In the short term this will keep the spotlight focused on crypto, garnering more exposure and ‘legitimacy’ for Bitcoin within the traditional financial industry while providing another proxy for buying coins, just as we saw with Microstrategy or Grayscale’s Bitcoin Trust. That’s all gravy for the Bitcoin space, of course, but it will accelerate the transformation of the industry into something wholly different.
Because here’s what I expect to happen in the medium term. Coinbase’s numbers will attract any number of banks, payment providers and traditional fiat-based financial institutions like moths to a flame. Wanting in on the crypto action, they will start offering their own customers the ability to buy Bitcoin, and inadvertently open up the adoption floodgates further.
But as more users flock to Bitcoin, the clamour for self-sovereignty, greater simplicity, and fewer middlemen becomes even louder. This demand will be met by advances like the Lightning Network, Liquid, and the RGB protocol, which are already being developed at pace, and will ultimately mature to the point where they surpass centralised platforms. In parallel, increased corporate adoption will reduce and then eliminate the need to convert in and out of Bitcoin.
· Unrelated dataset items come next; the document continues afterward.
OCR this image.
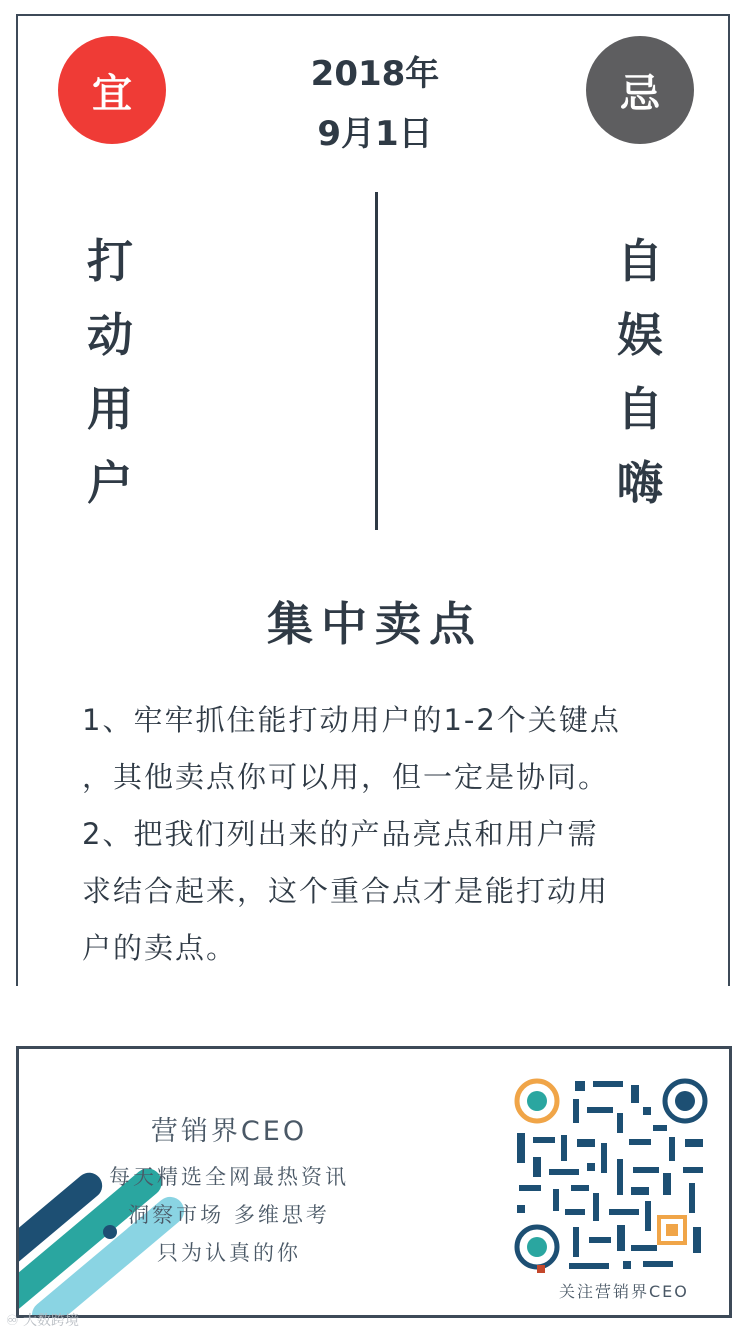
宜	忌
2018年
9月1日
打
动
用
户
自
娱
自
嗨
集中卖点
1、牢牢抓住能打动用户的1-2个关键点
，其他卖点你可以用，但一定是协同。
2、把我们列出来的产品亮点和用户需
求结合起来，这个重合点才是能打动用
户的卖点。
营销界CEO
每天精选全网最热资讯
洞察市场 多维思考
只为认真的你
关注营销界CEO
♾ 大数跨境
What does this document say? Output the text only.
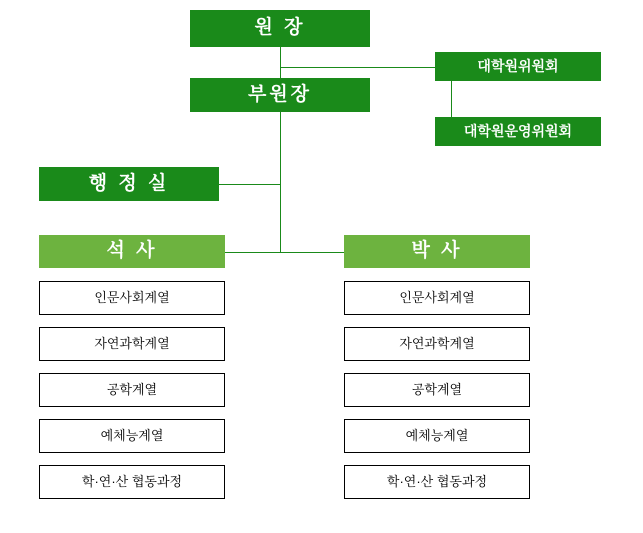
원 장
대학원위원회
부원장
대학원운영위원회
행 정 실
석 사	박 사
인문사회계열
자연과학계열
공학계열
예체능계열
학·연·산 협동과정
인문사회계열
자연과학계열
공학계열
예체능계열
학·연·산 협동과정
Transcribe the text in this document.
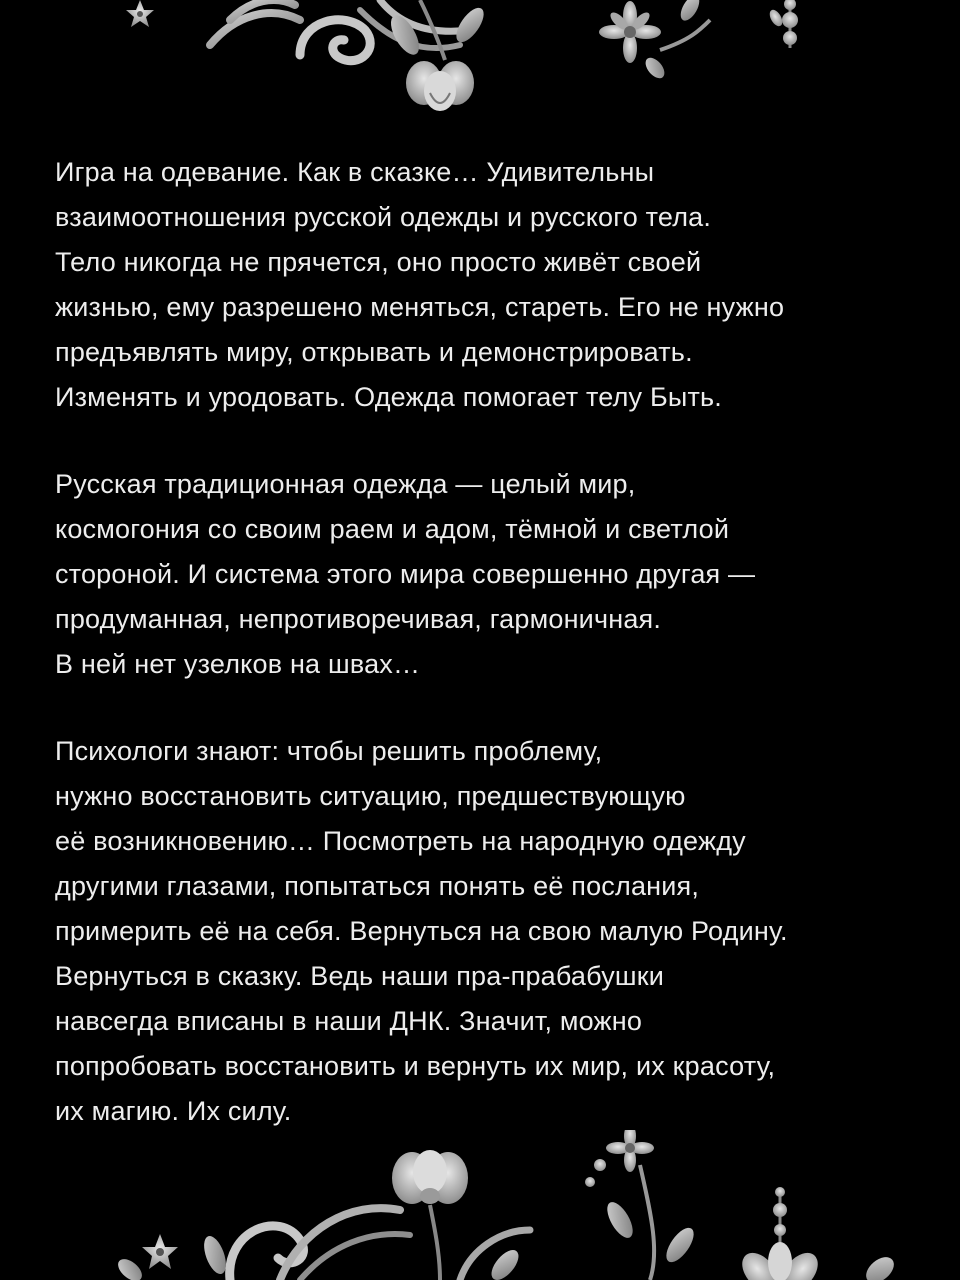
Игра на одевание. Как в сказке… Удивительны
взаимоотношения русской одежды и русского тела.
Тело никогда не прячется, оно просто живёт своей
жизнью, ему разрешено меняться, стареть. Его не нужно
предъявлять миру, открывать и демонстрировать.
Изменять и уродовать. Одежда помогает телу Быть.

Русская традиционная одежда — целый мир,
космогония со своим раем и адом, тёмной и светлой
стороной. И система этого мира совершенно другая —
продуманная, непротиворечивая, гармоничная.
В ней нет узелков на швах…

Психологи знают: чтобы решить проблему,
нужно восстановить ситуацию, предшествующую
её возникновению… Посмотреть на народную одежду
другими глазами, попытаться понять её послания,
примерить её на себя. Вернуться на свою малую Родину.
Вернуться в сказку. Ведь наши пра-прабабушки
навсегда вписаны в наши ДНК. Значит, можно
попробовать восстановить и вернуть их мир, их красоту,
их магию. Их силу.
Just look at Caruso, one of California’s biggest real estate owners, which this week announced it will start accepting payment in Bitcoin. Add to this Tesla’s announcement that it would allow purchases of its cars in Bitcoin and people can now pay for their accommodation, transport and basic needs without ever having to touch fiat.
Tesla and Caruso are among the businesses that have shown us glimpses of what this future might look like, but there is much more work to be done before Bitcoin 2.0 becomes a widespread reality. A more accurate comparison to our current “crypto IPO” stage of development is the early days of the web when companies like AOL and Yahoo! ruled the roost. These early internet businesses may no longer be leaders, but they laid the foundations for the future hegemony, known as the World Wide Web, that dominates today.
Bitcoin will go through the same transformation, the difference being that we have a much clearer idea of what the world looks like when it has achieved hegemony.